Acute parasitic disease creates emergencies. Severe colic from thromboembolic complications (large strongyles), ascarid impaction, or tapeworm-related obstructions requires immediate veterinary care. Acute diarrhea from larval cyathostominosis (mass small strongyle emergence), profound rapid weight loss, protein loss causing edema under the belly and legs, and death can occur.
Respiratory signs include chronic cough from lungworms or ascarid larval migration through lungs, exercise intolerance, and nasal discharge.
When these signs appear, veterinary examination including FEC testing, blood work, and potentially additional diagnostics determines parasite involvement and appropriate treatment.
How Does AI Technology Help With Preventive Care?
Traditional preventive care tracking relies on memory, paper records, and hoping nothing gets forgotten. Did that horse receive spring vaccines? When was the last FEC test? Has the new horse been dewormed and cleared for turnout? Which horses are high shedders requiring more frequent treatment? Across multiple horses with different protocols, tracking becomes overwhelming.

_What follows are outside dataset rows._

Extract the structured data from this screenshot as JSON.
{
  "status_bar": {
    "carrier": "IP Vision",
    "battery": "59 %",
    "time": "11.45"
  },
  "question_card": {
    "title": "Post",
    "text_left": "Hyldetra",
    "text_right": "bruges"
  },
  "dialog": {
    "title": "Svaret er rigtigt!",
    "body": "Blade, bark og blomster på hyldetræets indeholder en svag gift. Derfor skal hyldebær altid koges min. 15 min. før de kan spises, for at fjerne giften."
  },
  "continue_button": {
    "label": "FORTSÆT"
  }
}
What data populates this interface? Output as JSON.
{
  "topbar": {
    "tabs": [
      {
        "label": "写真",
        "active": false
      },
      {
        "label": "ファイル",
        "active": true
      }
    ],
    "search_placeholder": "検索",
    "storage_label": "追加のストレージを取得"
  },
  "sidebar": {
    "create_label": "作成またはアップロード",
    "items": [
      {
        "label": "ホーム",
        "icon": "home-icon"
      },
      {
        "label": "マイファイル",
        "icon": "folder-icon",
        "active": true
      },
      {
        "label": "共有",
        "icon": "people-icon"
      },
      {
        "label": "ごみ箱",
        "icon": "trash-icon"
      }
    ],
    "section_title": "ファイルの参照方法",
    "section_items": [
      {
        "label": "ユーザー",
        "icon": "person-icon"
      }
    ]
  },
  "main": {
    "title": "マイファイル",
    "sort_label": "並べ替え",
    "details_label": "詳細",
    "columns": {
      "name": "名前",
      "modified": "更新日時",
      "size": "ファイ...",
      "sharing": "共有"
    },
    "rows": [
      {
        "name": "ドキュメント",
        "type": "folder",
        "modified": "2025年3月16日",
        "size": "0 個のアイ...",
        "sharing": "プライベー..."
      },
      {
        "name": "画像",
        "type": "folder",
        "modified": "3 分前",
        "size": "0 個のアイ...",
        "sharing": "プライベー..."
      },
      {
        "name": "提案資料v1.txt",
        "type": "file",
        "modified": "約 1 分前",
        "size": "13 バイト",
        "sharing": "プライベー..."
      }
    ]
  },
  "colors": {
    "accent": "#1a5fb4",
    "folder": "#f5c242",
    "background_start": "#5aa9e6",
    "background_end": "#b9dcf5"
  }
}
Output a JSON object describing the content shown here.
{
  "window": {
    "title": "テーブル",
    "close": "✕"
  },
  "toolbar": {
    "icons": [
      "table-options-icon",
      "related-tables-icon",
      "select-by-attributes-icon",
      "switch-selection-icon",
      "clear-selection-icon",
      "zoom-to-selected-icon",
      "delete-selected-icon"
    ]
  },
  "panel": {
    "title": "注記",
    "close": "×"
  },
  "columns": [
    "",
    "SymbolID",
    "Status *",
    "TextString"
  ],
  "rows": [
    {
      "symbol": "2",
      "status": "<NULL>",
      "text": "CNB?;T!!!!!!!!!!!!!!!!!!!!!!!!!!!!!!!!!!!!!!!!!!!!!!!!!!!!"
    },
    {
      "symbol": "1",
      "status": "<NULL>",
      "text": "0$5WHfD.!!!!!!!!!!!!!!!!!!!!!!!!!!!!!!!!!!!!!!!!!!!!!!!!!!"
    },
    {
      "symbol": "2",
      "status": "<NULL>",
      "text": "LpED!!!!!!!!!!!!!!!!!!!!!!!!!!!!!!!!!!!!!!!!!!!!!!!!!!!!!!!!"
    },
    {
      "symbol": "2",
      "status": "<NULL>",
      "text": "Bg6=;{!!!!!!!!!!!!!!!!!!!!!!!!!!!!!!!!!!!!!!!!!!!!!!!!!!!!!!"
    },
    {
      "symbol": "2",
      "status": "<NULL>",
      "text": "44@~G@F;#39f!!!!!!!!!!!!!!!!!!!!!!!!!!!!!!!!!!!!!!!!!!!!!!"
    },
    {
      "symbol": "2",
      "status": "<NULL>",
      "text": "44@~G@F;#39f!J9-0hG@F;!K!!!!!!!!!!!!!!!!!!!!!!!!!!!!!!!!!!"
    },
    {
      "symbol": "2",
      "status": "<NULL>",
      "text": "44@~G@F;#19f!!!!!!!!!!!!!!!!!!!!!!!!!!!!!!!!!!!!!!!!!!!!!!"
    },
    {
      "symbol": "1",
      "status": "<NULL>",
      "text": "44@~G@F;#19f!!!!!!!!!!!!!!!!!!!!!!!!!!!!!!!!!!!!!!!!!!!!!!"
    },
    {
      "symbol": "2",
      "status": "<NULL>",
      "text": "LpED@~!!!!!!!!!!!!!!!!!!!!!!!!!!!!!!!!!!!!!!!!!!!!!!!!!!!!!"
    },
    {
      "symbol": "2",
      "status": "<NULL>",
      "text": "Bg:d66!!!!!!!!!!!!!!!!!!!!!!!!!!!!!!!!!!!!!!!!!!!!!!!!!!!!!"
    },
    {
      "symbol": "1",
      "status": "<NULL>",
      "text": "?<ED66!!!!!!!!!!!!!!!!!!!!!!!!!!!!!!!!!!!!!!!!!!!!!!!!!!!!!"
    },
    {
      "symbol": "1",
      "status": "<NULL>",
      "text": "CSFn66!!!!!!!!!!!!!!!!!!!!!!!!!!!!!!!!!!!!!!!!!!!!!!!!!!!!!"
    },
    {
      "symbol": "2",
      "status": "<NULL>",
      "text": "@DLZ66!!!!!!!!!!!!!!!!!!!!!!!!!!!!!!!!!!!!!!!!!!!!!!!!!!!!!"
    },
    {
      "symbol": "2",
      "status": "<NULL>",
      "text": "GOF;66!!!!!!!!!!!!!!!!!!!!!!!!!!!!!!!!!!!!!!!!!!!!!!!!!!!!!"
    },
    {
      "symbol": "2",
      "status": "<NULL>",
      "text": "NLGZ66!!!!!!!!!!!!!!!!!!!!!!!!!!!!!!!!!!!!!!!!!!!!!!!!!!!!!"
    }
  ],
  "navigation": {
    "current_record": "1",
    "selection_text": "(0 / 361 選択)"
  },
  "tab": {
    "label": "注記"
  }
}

CompanAIn’s preventive care management systematizes protocols for each horse individually. The platform logs deworming dates, products used, and FEC results. Vaccination records track which vaccines were administered, when boosters are due, and adverse reaction histories. Automated reminders alert owners two weeks before vaccines or deworming become due.
Pattern recognition correlates health changes with preventive care timing, and generated reports provide veterinarians with complete preventive care histories during health consultations—which vaccines were administered when, FEC results over years, deworming products and responses. This comprehensive documentation enables informed protocol adjustments based on actual data rather than approximations.
Compliance tracking reveals gaps—the horse whose vaccines lapsed during a busy period, the young horse who needs transition from foal protocols to strategic deworming, the senior whose last FEC was 18 months ago. Systematic tracking prevents oversights that compromise prevention effectiveness.